I wrote this for the 7th of April and in response to my friend Paul’s poem in which he becomes a toad.
TOAD AND PRINCESS
i am also vaguely wishing
all the time vaguely wishes
like the cigarette butt stars of omaha.
the people i love most
are the ones i resent
and what more to resent in this world
than the things that make you want to live,
for many weeks now or maybe months i have not been able to think
or care, ideas are getting more more dull like stars
in the city.
all the hypnotists are there
to give you real ambition and zest
they put that stuff through a cheese grater
and then you are tarred and the zest is thrown
at your face
but your genitals are burnt
that’s where the soul is
like mine it’s gross
and star juice comes out of the burnt hole.

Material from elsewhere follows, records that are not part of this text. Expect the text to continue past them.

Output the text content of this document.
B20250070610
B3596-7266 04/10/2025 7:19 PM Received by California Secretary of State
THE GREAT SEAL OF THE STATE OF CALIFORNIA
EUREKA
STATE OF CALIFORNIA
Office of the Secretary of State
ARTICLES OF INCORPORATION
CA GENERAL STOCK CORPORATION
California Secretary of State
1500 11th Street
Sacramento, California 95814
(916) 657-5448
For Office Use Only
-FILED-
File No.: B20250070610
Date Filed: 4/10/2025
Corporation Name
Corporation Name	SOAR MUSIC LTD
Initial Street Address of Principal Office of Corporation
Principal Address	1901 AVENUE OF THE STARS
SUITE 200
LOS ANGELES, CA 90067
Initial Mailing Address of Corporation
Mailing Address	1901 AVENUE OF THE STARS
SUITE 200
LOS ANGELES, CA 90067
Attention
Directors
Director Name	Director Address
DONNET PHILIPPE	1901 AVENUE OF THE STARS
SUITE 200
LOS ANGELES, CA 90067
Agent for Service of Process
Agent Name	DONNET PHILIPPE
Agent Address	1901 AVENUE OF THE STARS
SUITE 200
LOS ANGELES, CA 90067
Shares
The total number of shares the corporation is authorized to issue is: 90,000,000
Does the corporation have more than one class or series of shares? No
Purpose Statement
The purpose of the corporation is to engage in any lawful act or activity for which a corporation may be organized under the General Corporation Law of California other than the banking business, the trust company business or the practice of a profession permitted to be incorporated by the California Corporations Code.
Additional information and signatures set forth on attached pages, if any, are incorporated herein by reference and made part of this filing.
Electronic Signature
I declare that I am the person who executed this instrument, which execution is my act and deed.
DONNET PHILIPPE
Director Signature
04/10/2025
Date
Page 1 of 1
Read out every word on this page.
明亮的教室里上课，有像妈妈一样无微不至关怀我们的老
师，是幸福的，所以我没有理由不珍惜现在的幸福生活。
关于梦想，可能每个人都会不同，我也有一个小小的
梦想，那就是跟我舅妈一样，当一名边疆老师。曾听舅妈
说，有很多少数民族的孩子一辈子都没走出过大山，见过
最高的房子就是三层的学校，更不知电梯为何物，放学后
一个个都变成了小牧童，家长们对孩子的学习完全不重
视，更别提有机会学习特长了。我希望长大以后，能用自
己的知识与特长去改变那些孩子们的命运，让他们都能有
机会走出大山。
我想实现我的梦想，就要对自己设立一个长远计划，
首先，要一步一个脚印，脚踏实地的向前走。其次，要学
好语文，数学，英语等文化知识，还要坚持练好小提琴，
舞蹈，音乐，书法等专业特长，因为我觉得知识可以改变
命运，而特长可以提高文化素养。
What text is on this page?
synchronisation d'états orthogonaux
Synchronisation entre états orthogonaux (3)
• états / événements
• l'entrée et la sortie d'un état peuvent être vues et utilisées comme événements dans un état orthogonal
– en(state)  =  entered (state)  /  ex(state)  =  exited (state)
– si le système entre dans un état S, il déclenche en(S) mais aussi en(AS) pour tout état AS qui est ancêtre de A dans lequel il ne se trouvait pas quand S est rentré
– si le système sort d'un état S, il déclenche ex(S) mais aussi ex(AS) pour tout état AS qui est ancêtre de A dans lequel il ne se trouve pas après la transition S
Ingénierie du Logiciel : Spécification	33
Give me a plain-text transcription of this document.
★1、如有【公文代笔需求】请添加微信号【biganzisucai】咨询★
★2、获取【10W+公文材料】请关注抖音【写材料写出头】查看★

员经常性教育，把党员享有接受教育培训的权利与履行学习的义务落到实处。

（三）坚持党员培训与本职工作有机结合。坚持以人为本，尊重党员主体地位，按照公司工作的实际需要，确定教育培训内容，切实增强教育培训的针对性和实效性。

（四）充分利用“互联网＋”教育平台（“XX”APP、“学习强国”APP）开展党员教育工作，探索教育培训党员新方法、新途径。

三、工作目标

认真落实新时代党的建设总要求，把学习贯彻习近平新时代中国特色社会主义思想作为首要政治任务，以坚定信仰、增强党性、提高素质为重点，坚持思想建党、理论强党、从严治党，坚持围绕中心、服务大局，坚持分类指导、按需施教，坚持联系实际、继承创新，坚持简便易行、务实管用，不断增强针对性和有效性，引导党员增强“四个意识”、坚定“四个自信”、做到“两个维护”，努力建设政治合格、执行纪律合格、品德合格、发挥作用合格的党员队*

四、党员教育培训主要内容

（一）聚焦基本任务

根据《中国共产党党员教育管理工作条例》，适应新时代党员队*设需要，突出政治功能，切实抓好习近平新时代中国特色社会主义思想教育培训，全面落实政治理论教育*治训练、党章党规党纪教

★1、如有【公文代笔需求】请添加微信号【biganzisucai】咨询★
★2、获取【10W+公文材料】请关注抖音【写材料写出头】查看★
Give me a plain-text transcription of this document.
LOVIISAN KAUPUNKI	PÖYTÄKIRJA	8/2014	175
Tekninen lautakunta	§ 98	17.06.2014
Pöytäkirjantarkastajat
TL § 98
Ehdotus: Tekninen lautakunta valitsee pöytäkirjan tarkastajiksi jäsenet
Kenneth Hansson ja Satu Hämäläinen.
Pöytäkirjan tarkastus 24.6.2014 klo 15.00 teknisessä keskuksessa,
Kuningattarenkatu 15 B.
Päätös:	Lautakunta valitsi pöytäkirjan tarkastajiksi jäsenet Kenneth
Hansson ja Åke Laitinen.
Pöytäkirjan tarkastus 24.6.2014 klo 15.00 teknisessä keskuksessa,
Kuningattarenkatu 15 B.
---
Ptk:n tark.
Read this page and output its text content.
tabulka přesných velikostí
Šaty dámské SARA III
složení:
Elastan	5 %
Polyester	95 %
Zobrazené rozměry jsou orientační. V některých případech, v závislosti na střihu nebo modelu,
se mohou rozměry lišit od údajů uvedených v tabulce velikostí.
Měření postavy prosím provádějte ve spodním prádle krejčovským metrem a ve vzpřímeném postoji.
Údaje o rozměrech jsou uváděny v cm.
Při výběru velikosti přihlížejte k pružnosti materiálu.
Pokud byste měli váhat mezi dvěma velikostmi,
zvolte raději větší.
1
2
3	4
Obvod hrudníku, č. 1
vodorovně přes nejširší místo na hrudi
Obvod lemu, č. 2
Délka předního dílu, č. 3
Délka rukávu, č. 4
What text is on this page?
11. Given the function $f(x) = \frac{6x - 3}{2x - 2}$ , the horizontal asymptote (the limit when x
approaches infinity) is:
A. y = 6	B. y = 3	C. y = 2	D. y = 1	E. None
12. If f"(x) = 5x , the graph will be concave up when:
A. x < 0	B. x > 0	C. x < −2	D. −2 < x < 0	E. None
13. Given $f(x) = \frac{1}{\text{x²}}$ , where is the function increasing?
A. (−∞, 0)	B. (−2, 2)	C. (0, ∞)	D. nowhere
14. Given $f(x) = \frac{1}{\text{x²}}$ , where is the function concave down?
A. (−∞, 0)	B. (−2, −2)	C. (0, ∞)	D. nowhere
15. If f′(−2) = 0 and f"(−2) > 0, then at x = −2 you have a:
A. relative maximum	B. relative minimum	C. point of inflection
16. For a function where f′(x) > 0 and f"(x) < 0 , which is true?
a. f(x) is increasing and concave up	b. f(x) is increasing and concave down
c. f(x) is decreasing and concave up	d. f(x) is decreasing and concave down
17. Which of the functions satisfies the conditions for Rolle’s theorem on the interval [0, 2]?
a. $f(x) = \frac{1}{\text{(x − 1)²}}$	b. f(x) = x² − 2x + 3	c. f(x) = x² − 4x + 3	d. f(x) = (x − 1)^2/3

i never want to do anything.
my siblings in the rhizomatic factory
work to sustain me.
i wish i were strong
enough to jump off a building
and become a star
blowing kisses from all the mouths my whole body
fluttering empty toothless
star star star star star.
I also read something
about a brother and it make me cry for many reasons, one being that I can’t remember my childhood very well, or I am afraid to. I feel very dark. Lately people ask me “Mary why are you so quiet?” and I usually say something like I am tired or sick, but maybe I’m not. When I was a child, I never spoke, except to my brother, maybe, and I also beat him up. I remember that better than the times we were loving, because guilt is more intense than nostalgia. Yesterday I ate a frozen version of durian which is the only thing I miss from Singapore and thought about how something is better when unattained. I wanted the “real” durian not the frozen kind. Seems like so many things attained in this life is frozen and not “real” including aesthetics, which is not to say that is bad. Thinking that rationality/humanity is special and unique is bad. Kindness is not bad. My hero is Justine of Melancholia and I am avoiding advancing myself career wise by making drawings:
In Ghosts, stars die and turn into humans and not the other way around.